New rules for real estate agents
NSW Fair Trading introduced new real estate agency regulations on January 1st, 2016. These reforms are to stop the common practice of agents underquoting on a property, especially for an auction, as a way to drive up buyer interest. The problem has been that potential purchasers are caught up in the process of expensive due diligence only to find they were not in the advertised buying range anyway.
Since January, most of the good agencies I deal with have been incorporating the new rules successfully. With the first prosecution about to go to court in Victoria, it is timely to provide and update, as well as to suggest what to do if you are faced with the problem.
Hockingstuart REA of Melbourne
Real estate agency Hockingstuart are the first to be caught up in the new rules. Consumer Affairs Victoria accused the high profile Melbourne agency of underquoting on eleven properties since the regulations were introduced in that state. They have not yet responded to the charge except to say that it “is a global problem of the industry.”
Truth in advertising
The new rules require a selling agent to ensure that their marketing price is within 10% of the estimated listing price as disclosed to the vendor on the listing agreement. An agent’s usual defence is that it is hard to estimate the final sell price when an auction is well attended and with multiple bidders. That may be so, but they can no longer at liberty to say one thing to a seller (high) and then something different to the buyer (low). They are also now not allowed to use the terms like “Offers over $695,000”.
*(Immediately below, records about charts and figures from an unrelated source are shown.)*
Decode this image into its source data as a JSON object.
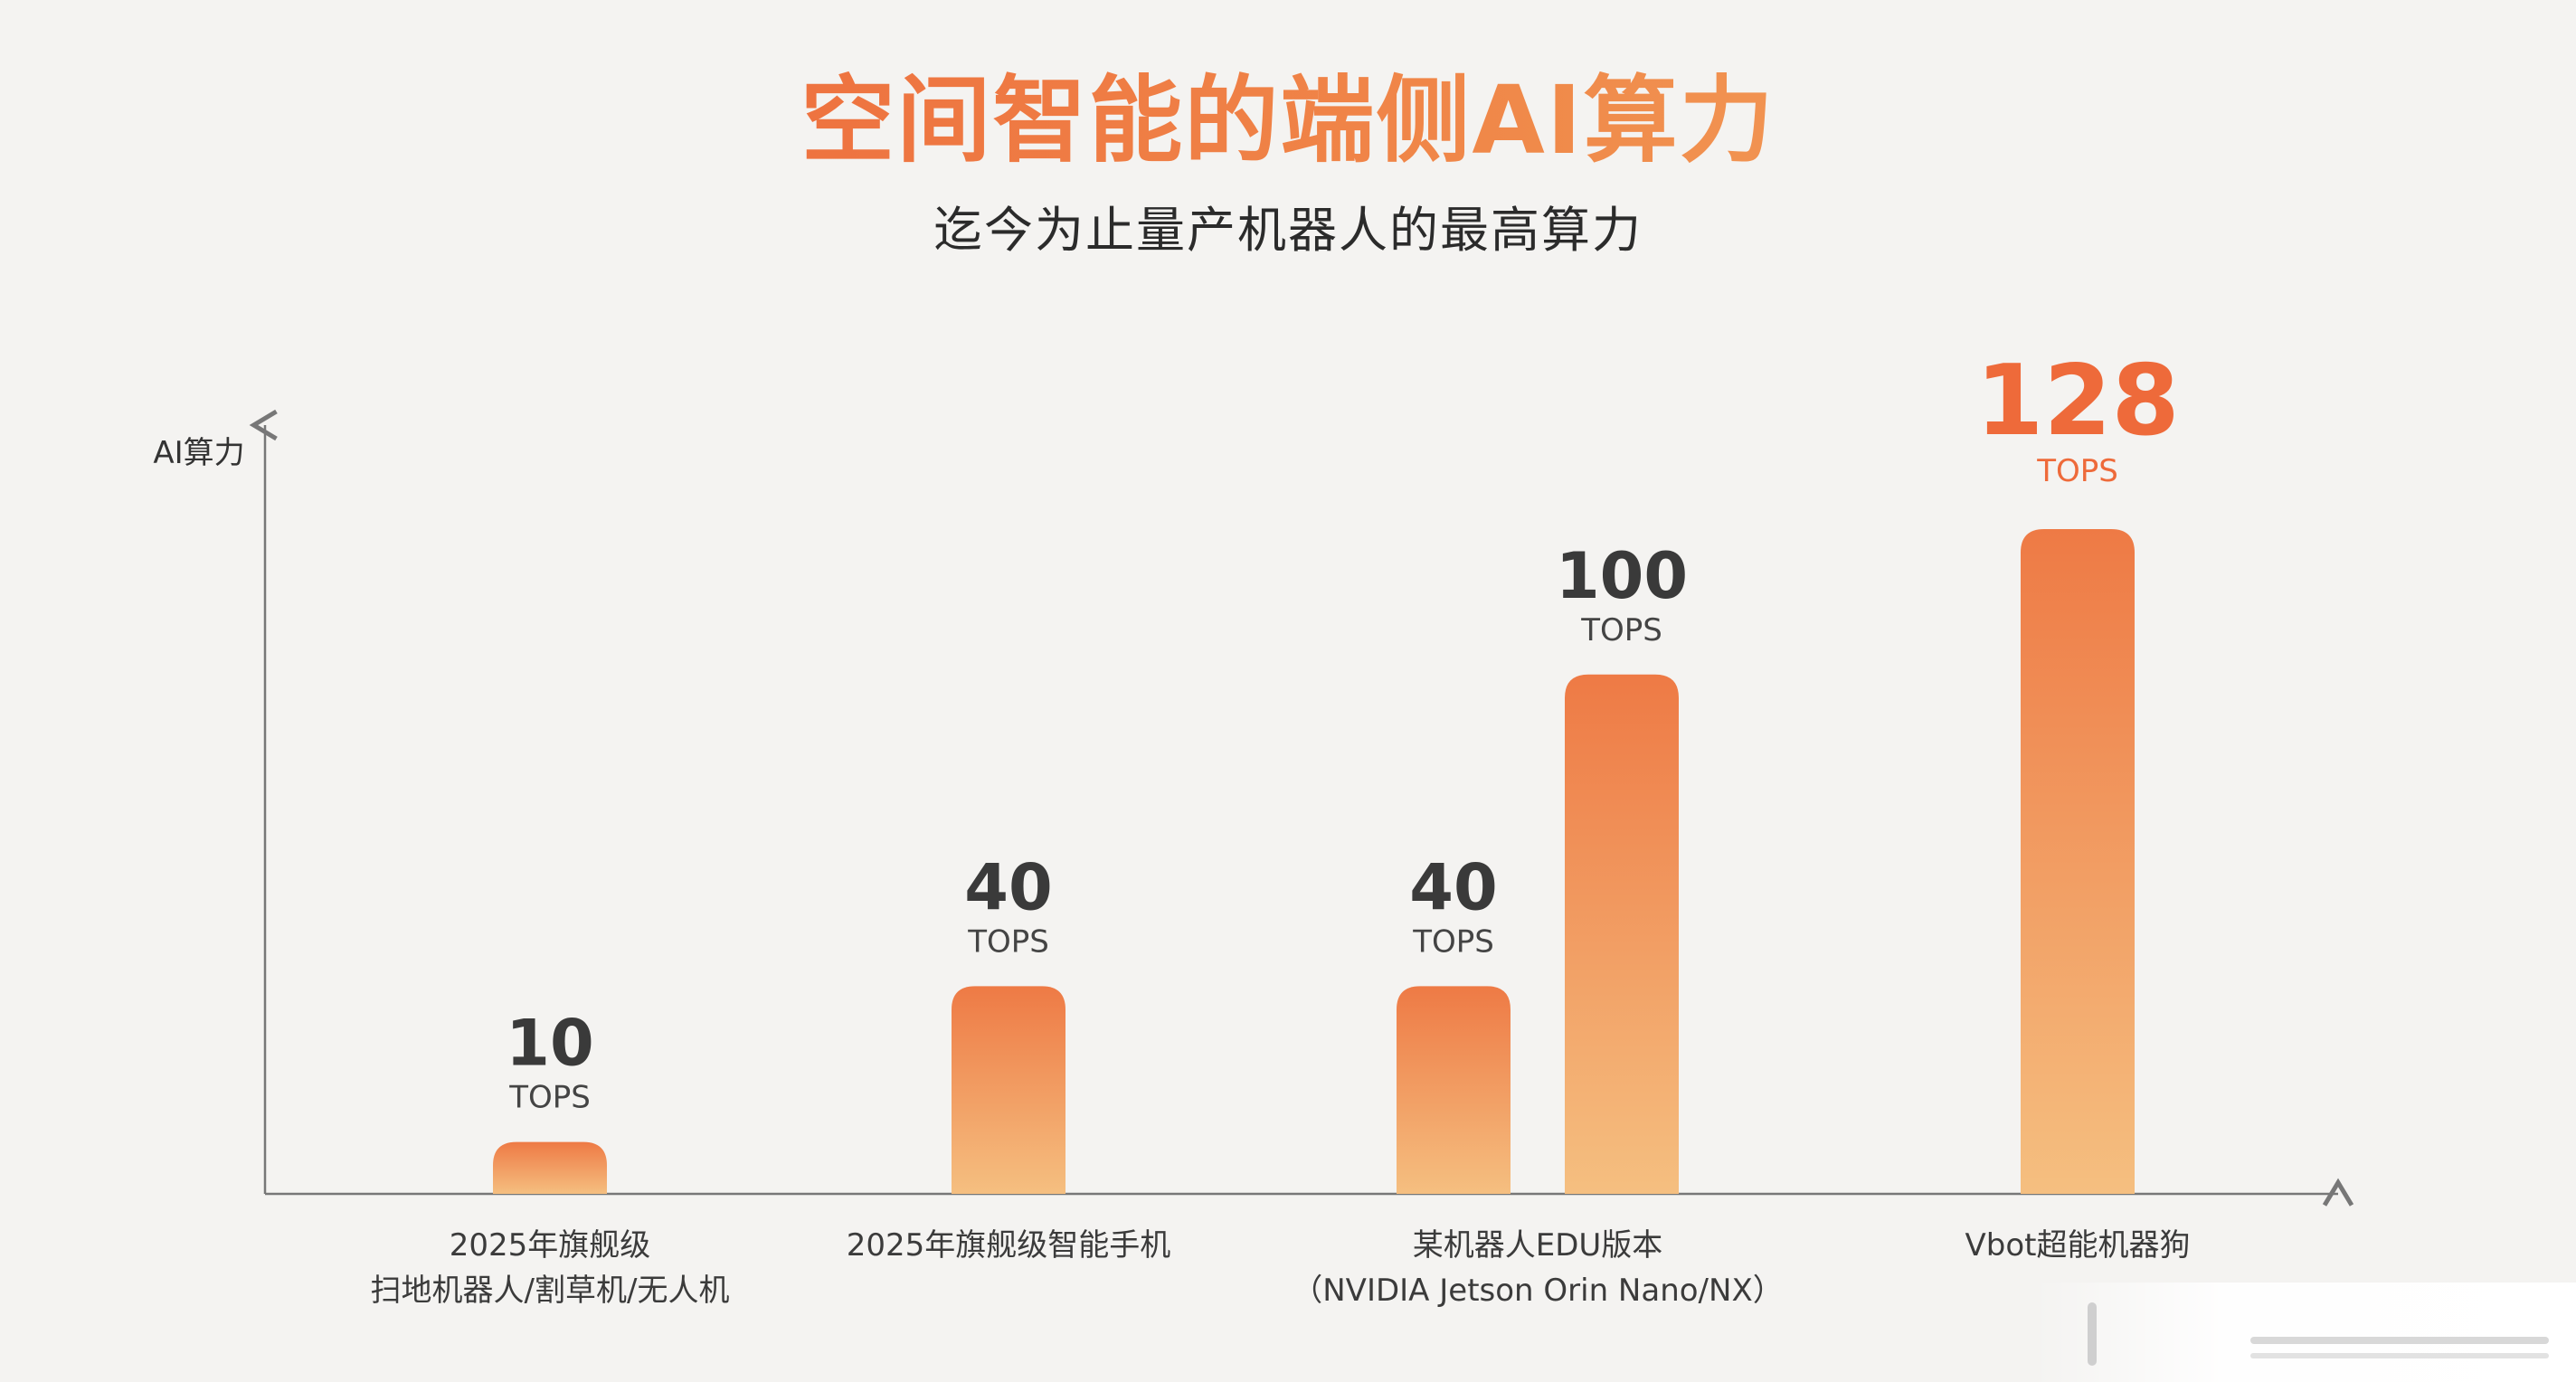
{
  "title": "空间智能的端侧AI算力",
  "subtitle": "迄今为止量产机器人的最高算力",
  "chart_data": {
    "type": "bar",
    "ylabel": "AI算力",
    "xlabel": "",
    "unit": "TOPS",
    "ylim": [
      0,
      150
    ],
    "grid": false,
    "highlight_color": "#ee6a3a",
    "bar_gradient": [
      "#ee7a45",
      "#f5bf80"
    ],
    "groups": [
      {
        "category": [
          "2025年旗舰级",
          "扫地机器人/割草机/无人机"
        ],
        "values": [
          10
        ],
        "labels": [
          "10"
        ]
      },
      {
        "category": [
          "2025年旗舰级智能手机"
        ],
        "values": [
          40
        ],
        "labels": [
          "40"
        ]
      },
      {
        "category": [
          "某机器人EDU版本",
          "（NVIDIA Jetson Orin Nano/NX）"
        ],
        "values": [
          40,
          100
        ],
        "labels": [
          "40",
          "100"
        ]
      },
      {
        "category": [
          "Vbot超能机器狗"
        ],
        "values": [
          128
        ],
        "labels": [
          "128"
        ],
        "highlight": true
      }
    ]
  }
}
Agents found to be at fault with this practice can now face a fine of $22,000 and could lose commission and fees. The Buyers Agent association (REBAA) as well as high profile Sydney Buyers Agency EPS have been vocal in vocal in seeing the need for change and lobbying the state government.
Contact NSW Fair Trading
There is no reason to suspect that every time a property is sold above the estimate that the agency involved has been acting inappropriately. However, if you believe the agent you have been dealing with has been marketing an auction property unfairly, you have the right to ask to see what the listing agreement price range was after the sale. If you wish to make a complaint you can contact Fair Trading NSW.